Now compare these figures with the other classifiers provided in functions and fill-in the following table (except the last line):

Method	Correlation coefficient	Mean absolute error	Root mean squared error	Relative absolute error	Root relative squared error
*LinearRegression*
*SMOreg*
*MultilayerPerceptron*
MultilayerPerceptron (optimized)

a. Which prediction method provides best results with this dataset?

b. Try using the other functions to calculate the same regression. What problem(s) are you facing?

c. Explain what is logistic regression, and how it differs from linear regression.

d. Is in fact logistic regression a prediction method? If not, what kind of data mining method is logistic regression?

e. In the MultilayerPerceptron function, how many input nodes does this multiplayer perceptron have?

f.
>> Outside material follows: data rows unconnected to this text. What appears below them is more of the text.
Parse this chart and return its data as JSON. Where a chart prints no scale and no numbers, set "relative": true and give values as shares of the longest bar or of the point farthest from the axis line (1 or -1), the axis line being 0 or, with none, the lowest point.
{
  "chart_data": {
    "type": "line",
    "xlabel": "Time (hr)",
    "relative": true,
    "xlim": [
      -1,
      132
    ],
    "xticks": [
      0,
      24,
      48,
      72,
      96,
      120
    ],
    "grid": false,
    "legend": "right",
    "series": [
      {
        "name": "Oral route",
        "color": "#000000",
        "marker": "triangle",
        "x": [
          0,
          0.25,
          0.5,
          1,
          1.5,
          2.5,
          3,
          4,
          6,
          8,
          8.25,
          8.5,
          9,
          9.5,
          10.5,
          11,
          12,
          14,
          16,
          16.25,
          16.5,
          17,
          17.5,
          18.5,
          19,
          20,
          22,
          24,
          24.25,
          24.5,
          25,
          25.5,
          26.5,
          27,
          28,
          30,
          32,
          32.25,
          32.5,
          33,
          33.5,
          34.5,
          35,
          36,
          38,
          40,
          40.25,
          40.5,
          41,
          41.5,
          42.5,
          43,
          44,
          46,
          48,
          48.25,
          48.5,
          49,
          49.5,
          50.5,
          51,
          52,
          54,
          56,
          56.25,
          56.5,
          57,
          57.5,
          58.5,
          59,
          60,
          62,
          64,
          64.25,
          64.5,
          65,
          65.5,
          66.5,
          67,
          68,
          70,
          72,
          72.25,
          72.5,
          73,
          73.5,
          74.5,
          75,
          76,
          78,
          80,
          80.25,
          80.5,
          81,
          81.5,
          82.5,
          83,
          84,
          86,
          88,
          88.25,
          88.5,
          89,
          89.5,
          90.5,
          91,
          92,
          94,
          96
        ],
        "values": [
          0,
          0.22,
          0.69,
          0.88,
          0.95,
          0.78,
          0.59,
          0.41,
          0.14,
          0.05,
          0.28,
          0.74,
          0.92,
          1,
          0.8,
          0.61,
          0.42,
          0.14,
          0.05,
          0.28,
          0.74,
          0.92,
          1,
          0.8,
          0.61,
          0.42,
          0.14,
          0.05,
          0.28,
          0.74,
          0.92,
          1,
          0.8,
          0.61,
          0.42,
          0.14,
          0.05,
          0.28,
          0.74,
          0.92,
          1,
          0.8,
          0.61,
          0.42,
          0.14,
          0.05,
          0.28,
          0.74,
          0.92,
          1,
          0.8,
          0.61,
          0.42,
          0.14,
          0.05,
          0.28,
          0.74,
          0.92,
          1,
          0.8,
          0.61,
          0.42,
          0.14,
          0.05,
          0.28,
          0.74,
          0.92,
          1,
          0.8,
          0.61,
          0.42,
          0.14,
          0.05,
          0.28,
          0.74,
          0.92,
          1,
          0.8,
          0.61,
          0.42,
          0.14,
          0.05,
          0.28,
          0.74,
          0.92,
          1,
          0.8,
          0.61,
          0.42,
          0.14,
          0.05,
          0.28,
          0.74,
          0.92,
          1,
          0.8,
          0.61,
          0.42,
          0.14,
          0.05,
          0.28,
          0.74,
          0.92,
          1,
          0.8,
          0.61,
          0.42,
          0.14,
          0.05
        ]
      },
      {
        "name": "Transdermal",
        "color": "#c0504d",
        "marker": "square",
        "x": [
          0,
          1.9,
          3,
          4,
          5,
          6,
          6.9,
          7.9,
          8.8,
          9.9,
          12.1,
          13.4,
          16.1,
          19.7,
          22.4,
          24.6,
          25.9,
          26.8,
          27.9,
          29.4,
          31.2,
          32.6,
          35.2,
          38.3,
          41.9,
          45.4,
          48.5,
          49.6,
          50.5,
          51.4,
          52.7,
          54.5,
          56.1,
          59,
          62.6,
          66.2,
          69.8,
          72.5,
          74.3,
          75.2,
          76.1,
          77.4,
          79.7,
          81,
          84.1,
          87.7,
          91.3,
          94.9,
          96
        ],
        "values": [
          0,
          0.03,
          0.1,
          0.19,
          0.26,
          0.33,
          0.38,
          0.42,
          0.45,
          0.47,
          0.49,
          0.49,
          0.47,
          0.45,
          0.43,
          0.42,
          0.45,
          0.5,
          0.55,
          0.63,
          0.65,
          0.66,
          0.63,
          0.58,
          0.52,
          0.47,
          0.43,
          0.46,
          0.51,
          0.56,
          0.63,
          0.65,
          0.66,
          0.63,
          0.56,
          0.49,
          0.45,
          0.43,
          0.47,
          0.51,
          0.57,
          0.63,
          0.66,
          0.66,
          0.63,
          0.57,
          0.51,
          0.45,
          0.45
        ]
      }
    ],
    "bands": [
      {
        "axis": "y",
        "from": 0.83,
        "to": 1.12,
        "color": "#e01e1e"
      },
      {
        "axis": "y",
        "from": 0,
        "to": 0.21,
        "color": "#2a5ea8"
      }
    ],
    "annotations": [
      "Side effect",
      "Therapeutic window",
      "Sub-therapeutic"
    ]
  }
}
In the MultilayerPerceptron function, how many output nodes does this multiplayer perceptron have?

g. In the MultilayerPerceptron function, how many hidden layers does this multiplayer perceptron have?

h. After choosing GUI in the panel of MultilayerPerceptron options, paste here a screenshot of the graphical representation of this neural network.

i. What is its learning rate?

j. By changing the MultilayerPerceptron parameters, what is the configuration for the best results you get?

k. What best prediction results do you get (fill in the table above)?

2. Clustering in Weka (50 points, 5 points per question)

The goal of this data mining study is to find groups of animals in the zoo dataset, and to check whether these groups correspond to the real animal types in the dataset.

a. What types of variables are in this dataset?

b. How many rows / cases are there?

c. How many animal types are represented in this dataset? List them here.

d. After removing the type attribute, go to the Cluster tab. How many clustering algorithms are available in Weka?

e. List the clustering algorithms seen in class, and map these to the ones provided in Weka.

f. Start using the SimpleKMeans clusterer choosing 7 clusters. Do the clusters learnt and their centroids seem to match the animal types?

g. Compare results with EM clusterer (with 7 clusters), MakeDensityBasedClusterer, FarthestFirst (with 7 clusters), and Cobweb. Which algorithm seems to provide the best clustering match for this dataset?

h. Explain the principles of SimpleKMeans, EM, MakeDensityBasedClusterer, and Cobweb clustering algorithms.

i. Are results easy to interpret, even with the tree visualizations provided?

j. What would make it easier to evaluate the usefulness of the clusters found?

a. List some animals that are misclassified, meaning classified in a cluster that does not correspond to their actual type, for instance a mammal clustered with fish, or a reptile clustered with amphibian.

b. By modifying the selected parameters, improve the classification, explain which modifications you made, and paste here the resulting dendrogram.

Case Study 3

In this assignment, you have to compare the performance of four classification approaches (simply compare the accuracy of the approaches):

· Decision Trees

· Ripper (Rule Learning system (JRip in WEKA)

· SVMs (Not in WEKA? If not use SVMLight or the like)

· Decision Trees with AdaBoost

on three different data sets from UCI, or from other sources of your choice.